When you’re dealing with situations and people problems like these, your mind can go into overdrive making everything seem far worse than it really is. This is when you self-sabotage. You trade peace of mind for a piece of your mind, and that’s not helpful.
I used to let my mind run wild with all sorts of scary and ugly imaginings. My out-of-control thinking habit just kept getting worse and worse until one day, fed up and flat-out exhausted, I decided there had to be a better way.
So I experimented until I found relief, and here are the five habits I picked up that are now helping me tame my monkey mind and maintain my inner calm:
5 ways to calm your negative thoughts or overthinking mind quickly
1. Practice stillness
Just get quiet. Really quiet. I don’t care if it’s for five minutes or twenty minutes, or an hour. Remove all distractions and sit in stillness. Focus on
your breathing (even Harvard says breathwork helps stop stress) . If thoughts begin to distract you, return your focus to your breath.
2. Make mindfulness a priority
That cool cat Ram Dass had it right when he said, “Be Here Now.” When your mind is wandering, you’re not mindful of the moment you’re in. So come back fully to now.
3. Take deep, long breaths at the first twinge of anxiety
Sometimes the thoughts that begin the anxiety process go underground, and you first recognize them not through conscious awareness but rather through the physical sensation that something is amiss. When you feel those twinges tugging at you, pay attention. Return to calm by taking a few long, deep breaths. It gets you out of your mind and into your body, and you’ll find that practice is very soothing.
4. Remind yourself you don’t need others’ approval.
I used to have the very bad habit of worrying about what others thought of me (comparing myself to others), and that led to a lot of no-win internal dialogues. I now know that I can only care about what I think of myself, as I’m the only person I can do anything about. As for other people, I wish them no ill will. I know that what they think of me says more about them than it does about me.
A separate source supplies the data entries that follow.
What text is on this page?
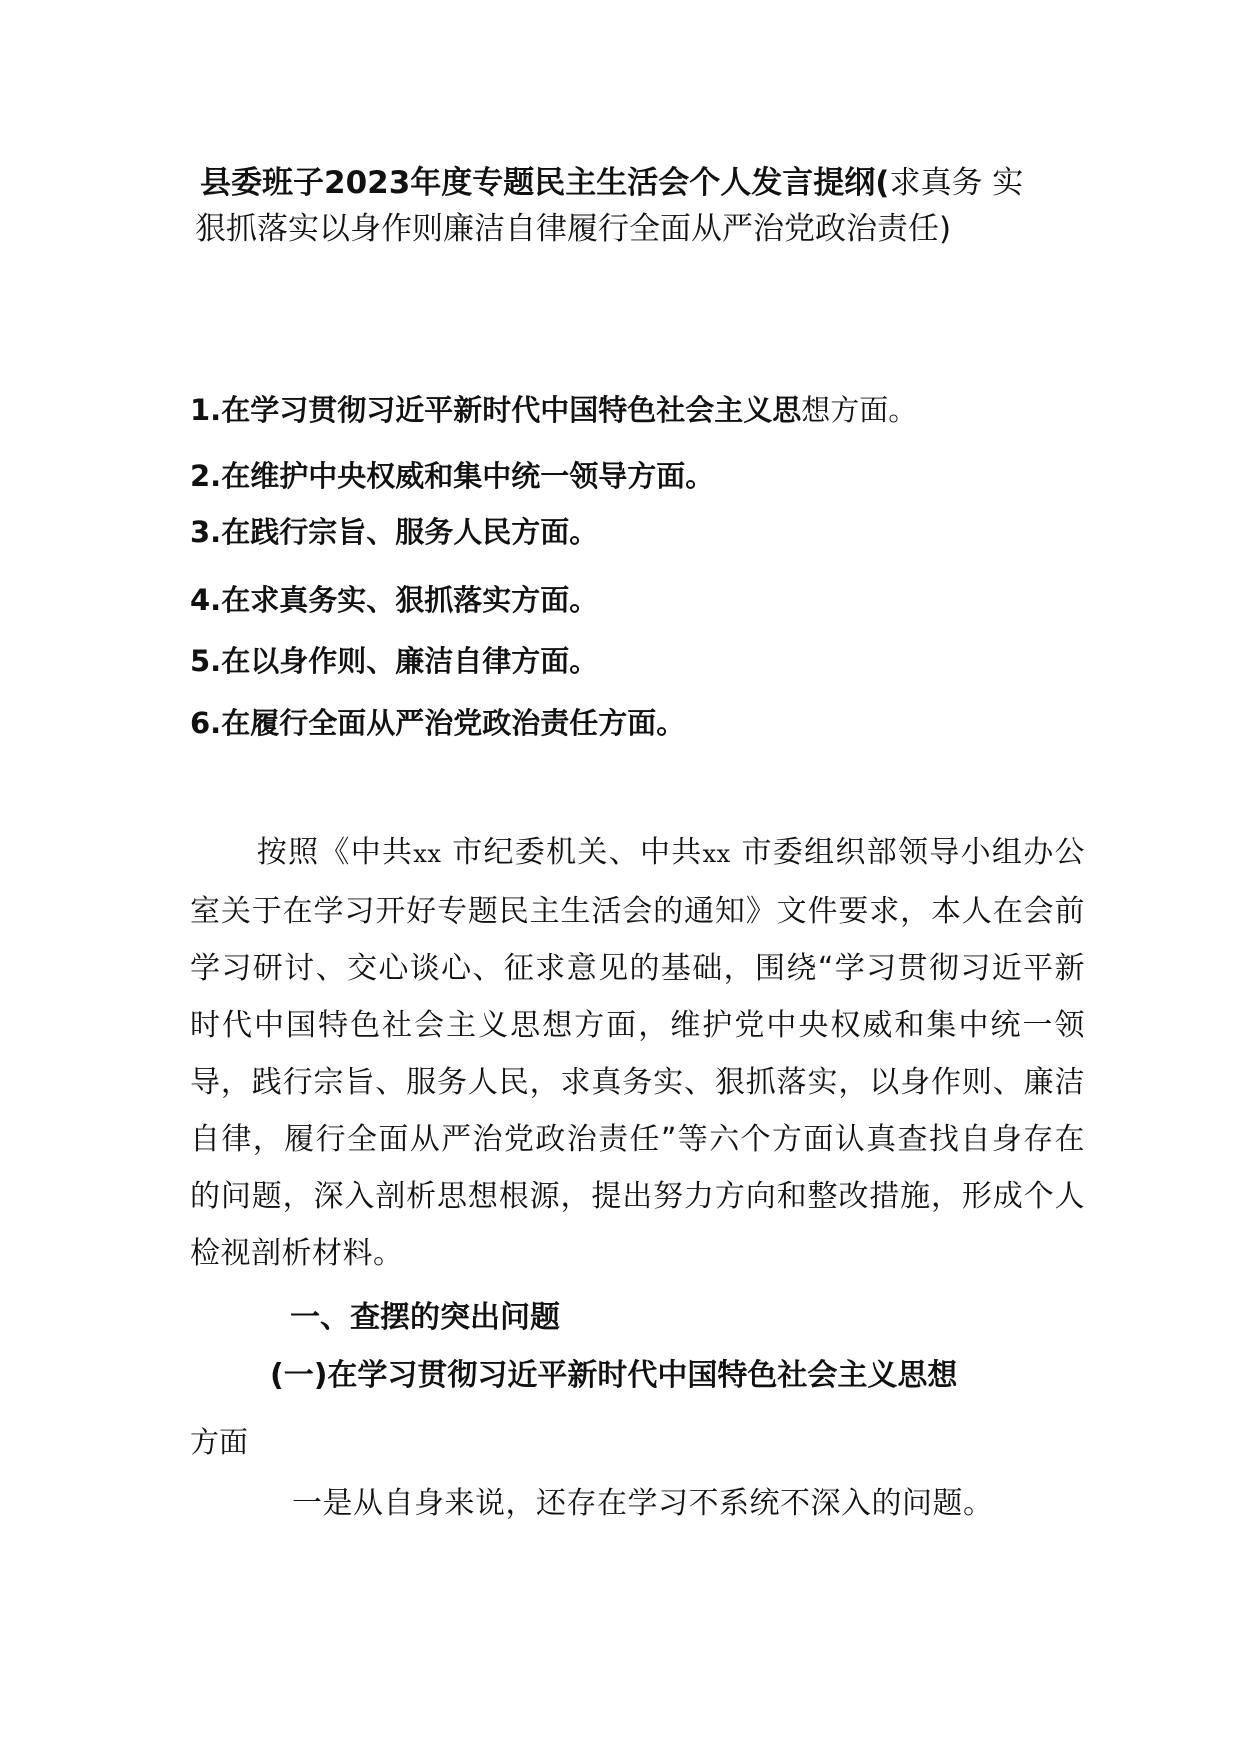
县委班子2023年度专题民主生活会个人发言提纲(求真务 实狠抓落实以身作则廉洁自律履行全面从严治党政治责任)

1.在学习贯彻习近平新时代中国特色社会主义思想方面。

2.在维护中央权威和集中统一领导方面。

3.在践行宗旨、服务人民方面。

4.在求真务实、狠抓落实方面。

5.在以身作则、廉洁自律方面。

6.在履行全面从严治党政治责任方面。

按照《中共xx 市纪委机关、中共xx 市委组织部领导小组办公室关于在学习开好专题民主生活会的通知》文件要求，本人在会前学习研讨、交心谈心、征求意见的基础，围绕“学习贯彻习近平新时代中国特色社会主义思想方面，维护党中央权威和集中统一领导，践行宗旨、服务人民，求真务实、狠抓落实，以身作则、廉洁自律，履行全面从严治党政治责任”等六个方面认真查找自身存在的问题，深入剖析思想根源，提出努力方向和整改措施，形成个人检视剖析材料。

一、查摆的突出问题
(一)在学习贯彻习近平新时代中国特色社会主义思想

方面

一是从自身来说，还存在学习不系统不深入的问题。
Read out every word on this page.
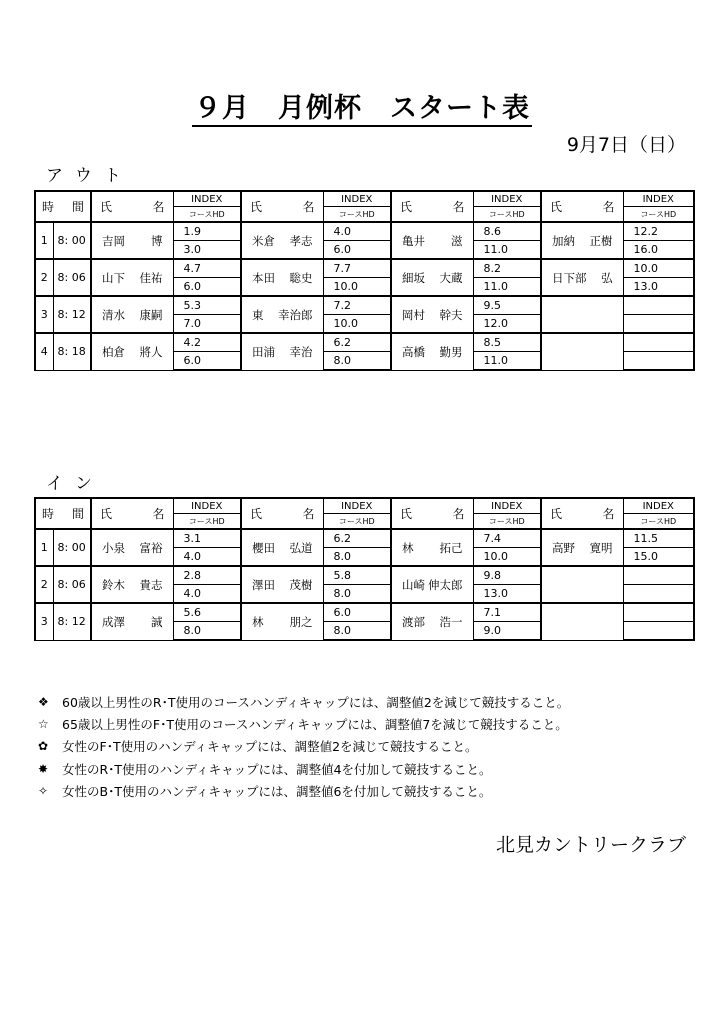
９月　月例杯　スタート表
9月7日（日）
アウト
時 間		氏 名	INDEX	氏 名	INDEX	氏 名	INDEX	氏 名	INDEX
			コースHD		コースHD		コースHD		コースHD
1	8: 00	吉岡 博	1.9	米倉 孝志	4.0	亀井 滋	8.6	加納 正樹	12.2
			3.0		6.0		11.0		16.0
2	8: 06	山下 佳祐	4.7	本田 聡史	7.7	細坂 大蔵	8.2	日下部 弘	10.0
			6.0		10.0		11.0		13.0
3	8: 12	清水 康嗣	5.3	東 幸治郎	7.2	岡村 幹夫	9.5	

			7.0		10.0		12.0		
4	8: 18	柏倉 將人	4.2	田浦 幸治	6.2	高橋 勤男	8.5	

			6.0		8.0		11.0		
イン
時 間		氏 名	INDEX	氏 名	INDEX	氏 名	INDEX	氏 名	INDEX
			コースHD		コースHD		コースHD		コースHD
1	8: 00	小泉 富裕	3.1	櫻田 弘道	6.2	林 拓己	7.4	高野 寛明	11.5
			4.0		8.0		10.0		15.0
2	8: 06	鈴木 貴志	2.8	澤田 茂樹	5.8	山崎 伸太郎	9.8	

			4.0		8.0		13.0		
3	8: 12	成澤 誠	5.6	林 朋之	6.0	渡部 浩一	7.1	

			8.0		8.0		9.0		
❖	60歳以上男性のR･T使用のコースハンディキャップには、調整値2を減じて競技すること。
☆	65歳以上男性のF･T使用のコースハンディキャップには、調整値7を減じて競技すること。
✿	女性のF･T使用のハンディキャップには、調整値2を減じて競技すること。
✸	女性のR･T使用のハンディキャップには、調整値4を付加して競技すること。
✧	女性のB･T使用のハンディキャップには、調整値6を付加して競技すること。
北見カントリークラブ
5. Learn to smile at the Chatterbox inside your head
Left to its own devices, my mind likes to fast-forward into the future … or encourage me to be perfect … or ruminate on a myriad of unhelpful details. Oh, silly mind! Those thoughts aren’t helpful, nor is the emotional baggage and tension that comes with them. By learning to smile at them rather than take them seriously, I now easily release the thoughts as they no longer have any power over me.
Give these techniques a try next time you feel that those old babbling thoughts are angling to take over. While it may take a little time to incorporate these five habits into your daily practice, it’s well worth the effort. I promise they’ll offer the relief you need to change your thinking and so you can change your life.